What Is This Celebration Of Nnamdi Kanu’s Arrest By A Section Of The North All About?
I am among those who still believe that we should give Nigeria a chance to redeem herself and not be allowed to go the way of Yugoslavia or the former Soviet Union, the Union of Soviet Socialist Republic (USSR). I also believe that the path followed by the late Mahatma Gandhi of India is the best strategy for all those seeking self-determination and not the path of verbal abuse of opponents or violence no matter how the government pushes the agitators to abandon the Gandhi way through the deployment of soldiers and other security agents to provoke them to take arms.
However, the level of celebration by a section of the North over the arrest of the leader of the Indigenous People of Biafra (IPOB) Mazi Nnamdi Kanu shocked me. You could be pardoned if you think that they won a world cup.
This is a section of the country that was in mournful silence when they heard about the killing of Abubakar Shekau, the leader of Boko Haram, which has set the development of Northern Nigeria back 50 years or more. They suddenly found their voice in the arrest of Kanu.
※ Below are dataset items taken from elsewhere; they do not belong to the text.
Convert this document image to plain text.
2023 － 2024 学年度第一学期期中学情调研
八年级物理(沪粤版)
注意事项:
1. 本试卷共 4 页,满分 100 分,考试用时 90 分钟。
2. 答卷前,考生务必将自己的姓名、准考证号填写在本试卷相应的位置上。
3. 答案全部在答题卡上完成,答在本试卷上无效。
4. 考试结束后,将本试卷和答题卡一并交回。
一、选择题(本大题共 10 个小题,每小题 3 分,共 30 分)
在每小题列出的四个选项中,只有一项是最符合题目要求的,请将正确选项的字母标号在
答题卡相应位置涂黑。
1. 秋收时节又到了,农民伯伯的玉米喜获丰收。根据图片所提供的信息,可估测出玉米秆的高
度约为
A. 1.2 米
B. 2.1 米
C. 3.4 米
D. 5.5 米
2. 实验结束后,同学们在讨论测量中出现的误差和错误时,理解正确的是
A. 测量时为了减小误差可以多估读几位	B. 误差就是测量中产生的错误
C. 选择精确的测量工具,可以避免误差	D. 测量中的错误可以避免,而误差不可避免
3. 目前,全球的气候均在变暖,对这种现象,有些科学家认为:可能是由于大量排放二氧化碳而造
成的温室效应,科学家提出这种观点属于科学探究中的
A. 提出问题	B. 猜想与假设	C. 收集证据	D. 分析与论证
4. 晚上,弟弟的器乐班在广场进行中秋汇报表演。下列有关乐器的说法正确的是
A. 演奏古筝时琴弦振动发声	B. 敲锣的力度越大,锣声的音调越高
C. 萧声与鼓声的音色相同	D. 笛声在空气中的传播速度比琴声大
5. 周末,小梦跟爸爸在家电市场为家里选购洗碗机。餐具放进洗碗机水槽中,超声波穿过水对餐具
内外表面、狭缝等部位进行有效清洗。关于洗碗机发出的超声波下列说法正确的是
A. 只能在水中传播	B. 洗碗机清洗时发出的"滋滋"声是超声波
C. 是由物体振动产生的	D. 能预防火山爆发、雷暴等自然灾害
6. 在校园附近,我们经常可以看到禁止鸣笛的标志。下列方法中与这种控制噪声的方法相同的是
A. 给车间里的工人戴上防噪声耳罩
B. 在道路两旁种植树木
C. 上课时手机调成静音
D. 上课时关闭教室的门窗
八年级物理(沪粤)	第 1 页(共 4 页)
And I began to ask myself; Is Nnamdi Kanu the leader of Boko Haram that has killed tens of thousands of people in Nigeria and in 2014 alone killed 6,600 people; and has killed over 30,000 people since 2009 according to the Washington Post; and created 2.3 million internally displaced persons (IDPs) and 250,000 refugees in Cameroun, Niger and Chad?
Is Nnamdi Kanu the leader of the Boko Haram that rode on tens of motorbikes in December 2020, and stormed the village of Koshobe in Borno State killing at least 110 people in one of the region’s deadliest attacks in years and severing their heads and put it on their backs in the rice farm?
Is Nnamdi Kanu the leader of the Boko Haram that killed 22 farmers working on irrigation fields in two separate attacks in October 2020 in Borno and the June attack near the village of Gubio that left 81 people dead in the same state?
Is Nnamdi Kanu the leader of the bandits that on June 12, 2021, raided the villages of Kadawa, Kwata, Maduba, Ganda Samu, Saulawa and Askawa in the Zurmi district, and killed 53 people in Zamfara state, according to police and local residents?
Is it Nnamdi Kanu that created nearly 700,000 internally displaced persons in northwest and north central Nigeria in February, including more than 124,000 in Zamfara alone, according to the UN’s migration agency, IOM?
Is Nnamdi Kanu the leader of the bandits who on June 3, 2021 attacked seven villages and killed at least 88 people in Kebbi State?
Is Nnamdi Kanu the leader of the bandits that on May 25, 2021 killed over 100 in in Katsina-Ala local government of Benue State, according to the local government chairman?
Is Nnamdi Kanu the leader of the gang of killers who in 3 months killed 323 in Kaduna State as confirmed by the Kaduna State Commissioner for Internal Security and Home Affairs, Mr. Samuel Aruwan?
Is Nnamdi Kanu the leader of the gang of killers that killed more than 1,100 villagers in rural areas across several states of northern Nigeria in 2020 according to Amnesty International report?
Is Nnamdi Kanu the leader of the bandits that have killed 380, abducted 71, and received N79million ransom in seven years of banditry in Niger State according to the Vanguard Newspaper investigative report?
Is Nnamdi Kanu the leader of the bandits who in 2020 killed over 270 persons in 20 deadly attacks according to the Daily Trust Newspaper?
Is Nnamdi Kanu the leader of the bandits that in one day in May 2021 killed 107 in Benue and Plateau attacks according the Blueprint newspaper?
Is Nnamdi Kanu the leader of the bandits that killed Zamfara lawmaker on Tuesday and shot and wounded some security details of the governor of Kano State, Abdullahi Ganduje yesterday? Or is it that this section of the North is celebrating because Nnamdi Kanu is the leader of a group campaigning for self-determination for eastern Nigeria and they don’t want Nigeria to be divided? But the quest for self-determination is not a crime, it is a fundamental human right covered by the African Charter on Human and People’s Rights and by the United Nations Charter on Human Rights which has been domesticated in Nigeria and is thus part of Nigeria’s law. That is why the government cannot arrest the leader of the Oduduwa Republic separatist movement, Sunday Igboho for seeking self-determination for his people.
The North should reserve its energy to celebrate the day that Boko Haram, bandits, herdsmen, religious and ethnic bigots in the region stop killings, raping, maiming, kidnapping, forceful conversion of people of other faiths, sacking of villages and renaming them and accept that all men are created equal by God and no religion is superior to the other in the region!